= William Lower (astronomer) =

English astronomer (1570–1615)

Sir William Lower (1570 – 12 April 1615) was an English astronomer from the early telescopic period, and a Member of Parliament.

He was born in Cornwall, and after studying at Exeter College, Oxford, he married and settled in South-west Wales. In 1607, he observed Halley's Comet and took a number of careful measurements which he communicated to Thomas Harriot, by which it was determined that the comet was following a curved course. Lower suggested that the comet's orbit obeyed Kepler's laws (instead of being an atmospheric phenomenon or following a rectilinear path, as was generally thought at the time).

Using a telescope that had been provided by Harriot, Lower made a number of observations of the moon, and noted that its surface appeared irregular and "like a tart that my cooke made me last weeke". Similar observations were published by Galileo a few weeks later.

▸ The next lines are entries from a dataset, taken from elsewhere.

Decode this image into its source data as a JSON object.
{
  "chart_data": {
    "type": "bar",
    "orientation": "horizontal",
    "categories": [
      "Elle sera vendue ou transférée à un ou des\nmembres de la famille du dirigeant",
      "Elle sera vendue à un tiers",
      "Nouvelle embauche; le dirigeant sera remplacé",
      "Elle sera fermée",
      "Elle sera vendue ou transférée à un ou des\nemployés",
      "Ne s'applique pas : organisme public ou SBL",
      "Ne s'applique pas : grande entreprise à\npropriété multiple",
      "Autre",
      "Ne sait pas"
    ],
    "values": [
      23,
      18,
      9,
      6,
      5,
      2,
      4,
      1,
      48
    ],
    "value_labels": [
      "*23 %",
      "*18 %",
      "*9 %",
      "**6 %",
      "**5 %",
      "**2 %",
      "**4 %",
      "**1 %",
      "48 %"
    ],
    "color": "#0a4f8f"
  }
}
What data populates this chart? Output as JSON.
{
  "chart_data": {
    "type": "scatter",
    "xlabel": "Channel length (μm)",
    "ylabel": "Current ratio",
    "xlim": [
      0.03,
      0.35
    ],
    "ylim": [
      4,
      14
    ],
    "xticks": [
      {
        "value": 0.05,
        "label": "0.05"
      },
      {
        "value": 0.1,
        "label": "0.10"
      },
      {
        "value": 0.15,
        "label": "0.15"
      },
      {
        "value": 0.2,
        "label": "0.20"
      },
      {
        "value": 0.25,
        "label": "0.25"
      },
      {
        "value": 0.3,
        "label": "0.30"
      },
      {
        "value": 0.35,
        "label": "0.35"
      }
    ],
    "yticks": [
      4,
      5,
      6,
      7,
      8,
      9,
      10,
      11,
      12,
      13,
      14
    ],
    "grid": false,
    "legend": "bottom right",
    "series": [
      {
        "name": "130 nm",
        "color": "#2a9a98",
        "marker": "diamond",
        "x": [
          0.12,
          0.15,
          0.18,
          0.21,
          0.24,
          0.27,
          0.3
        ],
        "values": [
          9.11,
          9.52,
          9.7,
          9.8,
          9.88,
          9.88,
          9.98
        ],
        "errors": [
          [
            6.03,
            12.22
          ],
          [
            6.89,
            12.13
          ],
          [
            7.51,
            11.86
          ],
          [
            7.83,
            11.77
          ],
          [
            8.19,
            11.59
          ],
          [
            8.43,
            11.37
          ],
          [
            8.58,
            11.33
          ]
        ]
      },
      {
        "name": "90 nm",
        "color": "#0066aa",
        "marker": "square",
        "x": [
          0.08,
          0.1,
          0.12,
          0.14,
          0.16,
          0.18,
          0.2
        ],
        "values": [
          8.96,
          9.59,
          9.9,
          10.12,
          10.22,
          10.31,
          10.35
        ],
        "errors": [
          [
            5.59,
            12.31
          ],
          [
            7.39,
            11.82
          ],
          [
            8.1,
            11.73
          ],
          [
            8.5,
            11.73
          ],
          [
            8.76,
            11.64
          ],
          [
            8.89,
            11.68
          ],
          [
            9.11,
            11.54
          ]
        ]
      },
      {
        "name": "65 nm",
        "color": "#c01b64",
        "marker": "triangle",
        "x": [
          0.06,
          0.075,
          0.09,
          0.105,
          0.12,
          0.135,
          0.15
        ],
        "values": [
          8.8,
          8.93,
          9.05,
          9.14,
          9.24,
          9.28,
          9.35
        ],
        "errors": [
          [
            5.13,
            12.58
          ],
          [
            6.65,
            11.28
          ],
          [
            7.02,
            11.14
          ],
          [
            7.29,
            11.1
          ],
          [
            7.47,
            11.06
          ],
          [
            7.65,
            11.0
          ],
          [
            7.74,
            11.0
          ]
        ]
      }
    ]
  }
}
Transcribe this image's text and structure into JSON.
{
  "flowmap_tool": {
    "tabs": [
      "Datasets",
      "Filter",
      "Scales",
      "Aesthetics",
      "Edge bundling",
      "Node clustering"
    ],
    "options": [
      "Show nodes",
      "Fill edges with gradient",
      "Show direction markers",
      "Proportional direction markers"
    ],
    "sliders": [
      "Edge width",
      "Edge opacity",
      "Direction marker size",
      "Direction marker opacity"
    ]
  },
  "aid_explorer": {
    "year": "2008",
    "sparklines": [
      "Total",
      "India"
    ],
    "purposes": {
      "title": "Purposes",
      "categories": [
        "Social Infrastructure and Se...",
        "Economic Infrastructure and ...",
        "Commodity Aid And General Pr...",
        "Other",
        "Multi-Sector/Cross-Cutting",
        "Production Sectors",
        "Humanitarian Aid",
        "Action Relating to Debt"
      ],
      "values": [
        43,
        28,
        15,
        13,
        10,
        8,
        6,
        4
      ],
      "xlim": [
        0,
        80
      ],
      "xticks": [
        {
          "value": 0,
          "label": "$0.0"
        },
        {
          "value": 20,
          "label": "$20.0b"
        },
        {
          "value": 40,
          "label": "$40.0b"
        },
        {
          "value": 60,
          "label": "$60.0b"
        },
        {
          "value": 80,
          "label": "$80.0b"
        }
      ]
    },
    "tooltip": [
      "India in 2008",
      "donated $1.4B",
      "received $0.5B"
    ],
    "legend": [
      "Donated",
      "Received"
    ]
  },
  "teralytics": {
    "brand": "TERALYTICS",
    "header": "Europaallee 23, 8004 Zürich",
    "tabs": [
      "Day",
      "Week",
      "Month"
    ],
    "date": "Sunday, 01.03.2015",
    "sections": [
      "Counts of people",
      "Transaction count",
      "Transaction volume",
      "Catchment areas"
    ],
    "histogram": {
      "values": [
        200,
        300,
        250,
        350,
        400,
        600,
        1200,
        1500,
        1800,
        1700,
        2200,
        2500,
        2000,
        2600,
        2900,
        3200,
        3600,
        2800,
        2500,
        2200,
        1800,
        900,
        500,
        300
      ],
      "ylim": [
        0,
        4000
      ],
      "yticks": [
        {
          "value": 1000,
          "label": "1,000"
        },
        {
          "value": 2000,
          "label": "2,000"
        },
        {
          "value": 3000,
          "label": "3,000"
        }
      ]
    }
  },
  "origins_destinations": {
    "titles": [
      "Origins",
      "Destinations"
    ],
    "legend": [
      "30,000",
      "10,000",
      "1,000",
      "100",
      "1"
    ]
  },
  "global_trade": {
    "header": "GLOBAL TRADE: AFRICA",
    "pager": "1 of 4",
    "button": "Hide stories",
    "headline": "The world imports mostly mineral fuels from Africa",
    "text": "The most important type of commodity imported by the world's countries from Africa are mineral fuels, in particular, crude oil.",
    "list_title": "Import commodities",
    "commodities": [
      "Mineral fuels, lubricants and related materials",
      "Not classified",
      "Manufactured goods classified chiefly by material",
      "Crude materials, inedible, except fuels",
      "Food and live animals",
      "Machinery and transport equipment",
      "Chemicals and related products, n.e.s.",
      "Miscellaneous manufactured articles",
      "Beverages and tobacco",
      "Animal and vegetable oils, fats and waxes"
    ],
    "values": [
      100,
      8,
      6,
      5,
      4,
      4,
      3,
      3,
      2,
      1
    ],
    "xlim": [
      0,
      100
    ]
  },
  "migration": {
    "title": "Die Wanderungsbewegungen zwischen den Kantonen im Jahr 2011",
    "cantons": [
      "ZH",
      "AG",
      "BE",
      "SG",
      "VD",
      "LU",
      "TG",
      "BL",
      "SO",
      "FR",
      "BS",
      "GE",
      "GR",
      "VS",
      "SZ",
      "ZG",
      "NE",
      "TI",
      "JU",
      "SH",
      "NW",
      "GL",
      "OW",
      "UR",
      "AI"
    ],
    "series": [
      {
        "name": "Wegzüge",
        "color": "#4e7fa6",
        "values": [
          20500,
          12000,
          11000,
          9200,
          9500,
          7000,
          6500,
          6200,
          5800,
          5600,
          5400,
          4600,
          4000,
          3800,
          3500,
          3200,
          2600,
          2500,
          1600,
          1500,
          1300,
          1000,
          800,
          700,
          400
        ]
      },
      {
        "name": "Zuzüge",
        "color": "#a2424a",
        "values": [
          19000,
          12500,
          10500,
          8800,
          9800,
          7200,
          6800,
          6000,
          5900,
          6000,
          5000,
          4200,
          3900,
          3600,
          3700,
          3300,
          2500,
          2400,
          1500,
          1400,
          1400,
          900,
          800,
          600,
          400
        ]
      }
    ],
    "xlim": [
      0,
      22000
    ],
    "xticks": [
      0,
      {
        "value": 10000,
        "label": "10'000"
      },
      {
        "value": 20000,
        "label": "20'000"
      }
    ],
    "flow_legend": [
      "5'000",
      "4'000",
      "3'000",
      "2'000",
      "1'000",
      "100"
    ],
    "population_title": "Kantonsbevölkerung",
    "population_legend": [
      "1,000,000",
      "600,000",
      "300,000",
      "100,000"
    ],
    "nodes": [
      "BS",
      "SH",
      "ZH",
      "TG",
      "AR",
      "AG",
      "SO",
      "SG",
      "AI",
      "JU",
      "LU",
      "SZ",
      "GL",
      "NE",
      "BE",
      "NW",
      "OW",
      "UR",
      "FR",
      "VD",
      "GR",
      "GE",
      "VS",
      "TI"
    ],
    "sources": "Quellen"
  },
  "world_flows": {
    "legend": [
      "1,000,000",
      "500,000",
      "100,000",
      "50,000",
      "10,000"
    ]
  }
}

Lower represented Bodmin in the 1601 parliament, and Lostwithiel from 1604 to 1611. He was knighted in 1603.

Lower married Penelope Perrot, the daughter of Sir Thomas Perrot and Dorothy Devereux, by whom he had three sons and a daughter. After Lower's death Penelope (née Perrot) married secondly Sir Robert Naunton, by whom she had a daughter Penelope, who married Philip Herbert, 5th Earl of Pembroke.